Within hours of the attacks, flags seemed to be everywhere: car windows, T-shirts, front porches. Wal-Mart sold 5 million by the spring of 2002.

Tolstyka, who served in the Army and organizes memorial motorcycle rides for veterans, went out and bought a flag for his car antenna a few days after Sept. 11. “It was a symbol,” he says, “of support.”

It was also a show of defiance against the terrorists, a rallying cry of unity and a soothing security blanket for a wounded nation.

“Every time there’s some kind of national emergency, we put up flags,” says Carolyn Marvin, a professor of communication at the University of Pennsylvania. “The flag represents the life of the country.”

The Stars and Stripes hasn’t always been as feel-good a symbol, depending on the decade and the politics. Defaced by Vietnam War protesters in the 1960s, invoked by politicians on both sides of debates about war and American values and burned by anti-American protesters overseas, it’s been alternately reviled and revered.

Few Americans flew the flag outside of homes or businesses in the first few decades of its existence, says Marc Leepson, who wrote a book called “Flag: An American Biography.”

But on April 12, 1861, when Confederates fired on Fort Sumter in Charleston, “flags started appearing almost overnight,” he says. Women wore them in hats, men put them in wagons.”

Leepson discovered an advertisement in a copy of a New York newspaper that was published just after the Fort Sumter attack.
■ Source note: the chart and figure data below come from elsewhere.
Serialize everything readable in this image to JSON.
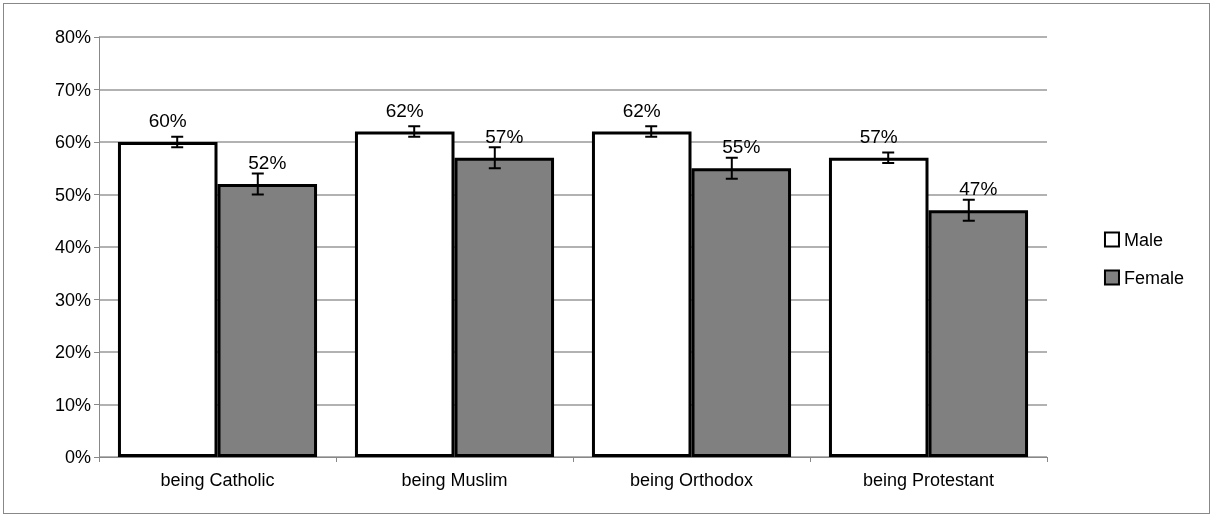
{
  "chart_data": {
    "type": "bar",
    "categories": [
      "being Catholic",
      "being Muslim",
      "being Orthodox",
      "being Protestant"
    ],
    "series": [
      {
        "name": "Male",
        "color": "#ffffff",
        "values": [
          60,
          62,
          62,
          57
        ],
        "errors": [
          1,
          1,
          1,
          1
        ],
        "value_labels": [
          "60%",
          "62%",
          "62%",
          "57%"
        ]
      },
      {
        "name": "Female",
        "color": "#808080",
        "values": [
          52,
          57,
          55,
          47
        ],
        "errors": [
          2,
          2,
          2,
          2
        ],
        "value_labels": [
          "52%",
          "57%",
          "55%",
          "47%"
        ]
      }
    ],
    "ylim": [
      0,
      80
    ],
    "yticks": [
      {
        "value": 0,
        "label": "0%"
      },
      {
        "value": 10,
        "label": "10%"
      },
      {
        "value": 20,
        "label": "20%"
      },
      {
        "value": 30,
        "label": "30%"
      },
      {
        "value": 40,
        "label": "40%"
      },
      {
        "value": 50,
        "label": "50%"
      },
      {
        "value": 60,
        "label": "60%"
      },
      {
        "value": 70,
        "label": "70%"
      },
      {
        "value": 80,
        "label": "80%"
      }
    ],
    "grid": "y",
    "legend": "right"
  }
}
It mentioned a paint shop that advertised red, white and blue paints, and touted: “These colors are warranted not to run.”

After Sept. 11, 2001, the flag took on a larger-than-life symbolism and brought that unity to a grieving country. Bumper stickers with images of the flag and phrases like “these colors don’t run” became commonplace in parts of the U.S.

A New Jersey photographer snapped a photo of three city firefighters raising a flag on the ruined trade center site in an image that instantly was compared to the 1945 photo of U.S. Marines raising the U.S. flag at Iwo Jima. Flags spearheaded a patriotic buying boom, appearing outside homes, on office buildings, mugs and pins.

Country Singer Toby Keith wrote “Courtesy of the Red, White and Blue” one week after Sept. 11. The song led with Americans saluting the flag and described wreaking vengeance upon the country’s enemies:

“When you hear Mother Freedom start ringing her bell/And it’ll feel like the whole wide world is raining down on you/Ah, brought to you, courtesy of the red, white and blue.”

In December of 2001, Congress designated Sept. 11 as “Patriot Day” to honor those lost during the attacks — and mandated that all flags should be flown at half-staff each year on that day.

Nearly a decade later, flags aren’t hanging from every front porch anymore, but they fill many American blocks, and thousands follow the touring flags to touch something that connects them to Sept. 11.